A lesson from Ferguson riots

Most people used to think that violence and protests would somehow be different in America, the cradle of democracy. The events last week in the town of Ferguson in the state of Missouri have rather altered that perception, however. The death from a police bullet of the unarmed young black American Michael Brown, and the protests, violent anger and acts of looting that followed, were in fact a warning, not just for the US, but for the entire world. May be the reason for the violence and rage in the world is not a problem of democracy or freedom, or areas with difficult neighbors, but a flaw of perception and understanding.

Certainly some people have described the main reason behind the events in Ferguson as excessive use of force by the police and angry reactions. Yet the real cause is deeper: Ferguson is an area with a largely black population. African Americans make up two thirds of the 22,000 population yet the Mayor and five out of six people on the City Council are white. The senior ranks of the administration are nearly entirely white, and there are just a few black police officers. There is a huge gulf between the public and the police for just that reason.

The region is known as the poorest part of the St. Louis area, of which it is part. Commercial growth in recent years has only increased the inequality of income in favor of the white population; the black population has grown even poorer in the last 15 years. Investments and companies largely belong to whites, and the people employed by those companies again largely consist of whites. The increasingly impoverished black people have therefore also become unemployed.

The death of Michael Brown was simply a spark that ignited the events in Ferguson. The scourge of racism had long been harming them in one way or another.

All the scourges in the world are the product of mindsets. Radicals misinterpret religion, communists regard terror as legitimate in the name of “equality,” and racists believe that other races are scientifically inferior to them. Africa itself still suffers irreparable problems due to the mentality of racism. Neither they nor the exploiters who regard them as “inferior” have ever been told that they are entirely equal as the children of the Prophet Adam (peace be upon him) or of the scientific invalidity of the concept of so-called “superior” or “inferior” races.
This lack of education is also clearly a problem in America, the cradle of democracy. It is no surprise that similar problems should manifest themselves in different ways on different continents. Unless education to correct a false mindset is provided, then some white people who regard it as a scientific fact that they are superior will inevitably impose that twisted perception on black people. That is exactly what is happening in the US now.

When some American academicians and writers urged violence in the Middle East and said that the region’s problems could only be solved by war, I warned, “Do not encourage violence; that violence may return against you in an unexpected form.” Now, the events in Ferguson may be regarded as a confirmation of that warning. And the events in question remind one of something very important: Prejudice is no respecter of distance, geographical differences or civilization. When a perverse mentality flourishes in one place, it can easily put down roots somewhere else. We need to look at this threat in the context of radicalism, too; radicalism is, after all, a mindset and it is not essential for America to be a neighbor of the Middle East for this mentality to run deep.

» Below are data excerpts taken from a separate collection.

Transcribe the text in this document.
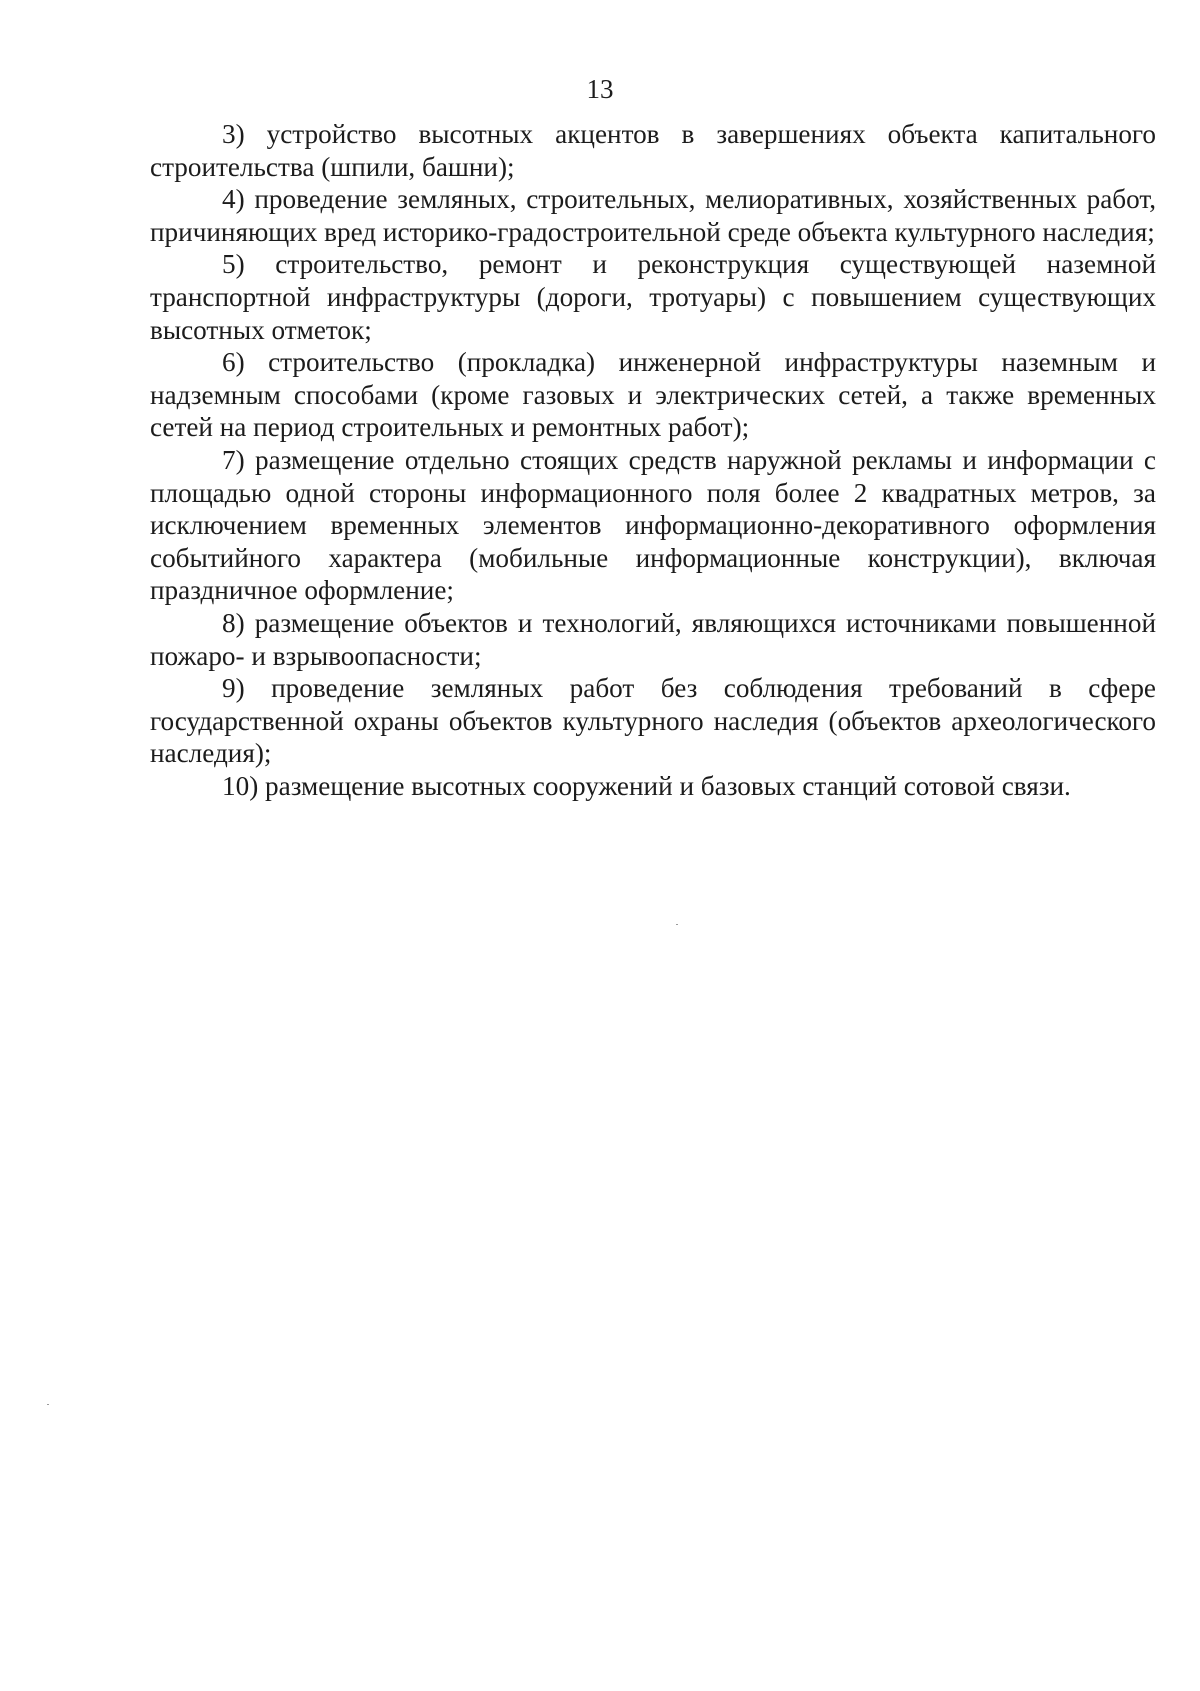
13

3) устройство высотных акцентов в завершениях объекта капитального строительства (шпили, башни);

4) проведение земляных, строительных, мелиоративных, хозяйственных работ, причиняющих вред историко-градостроительной среде объекта культурного наследия;

5) строительство, ремонт и реконструкция существующей наземной транспортной инфраструктуры (дороги, тротуары) с повышением существующих высотных отметок;

6) строительство (прокладка) инженерной инфраструктуры наземным и надземным способами (кроме газовых и электрических сетей, а также временных сетей на период строительных и ремонтных работ);

7) размещение отдельно стоящих средств наружной рекламы и информации с площадью одной стороны информационного поля более 2 квадратных метров, за исключением временных элементов информационно-декоративного оформления событийного характера (мобильные информационные конструкции), включая праздничное оформление;

8) размещение объектов и технологий, являющихся источниками повышенной пожаро- и взрывоопасности;

9) проведение земляных работ без соблюдения требований в сфере государственной охраны объектов культурного наследия (объектов археологического наследия);

10) размещение высотных сооружений и базовых станций сотовой связи.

I hope that the US, an important country, will soon overcome these conflicts and I hope that the scourge of racism and radicalism will not become a major problem for the US. That is my prayer. But the lessons that need to be drawn from these unfolding events must also not be ignored. The Obama administration is known not to have favored violence right from the outset. However, mindsets that encourage, in the name of serenity, greater division in the Middle East and outlandish projects such as Great Kurdistan, and thus the violence and civil conflict that will follow, are a problem for the US. So long as they espouse these ideas, the door to a policy of violence and rage that extends to the US itself will remain open. It is no secret that the US is also paying a price at this time when peaceful protests have become a thing of the past and when people can so easily be turned to anger and hatred.

Every country in the world has a unique value with its own unique attributes. In that context, every country has positive attributes that can be made use of. In the context of America, these attributes are democracy and liberty and democracy and liberty are genuinely needed in the world today. Therefore, a superpower such as America must of course be involved in global problems. But in order to do that, the US must start by changing its own mindset. It must believe that it is not violence, but education alone that can solve violence, vandalism, racism and radicalism.

When this happens, the confronting the regions where violence is widespread like the Middle East, Africa and all places in turmoil will surely be resolved in a short time. The US has a significant status to accomplish this. It could be the leader to move away violence from upon itself and the entire world but it can only achieve this by emphasizing proper education.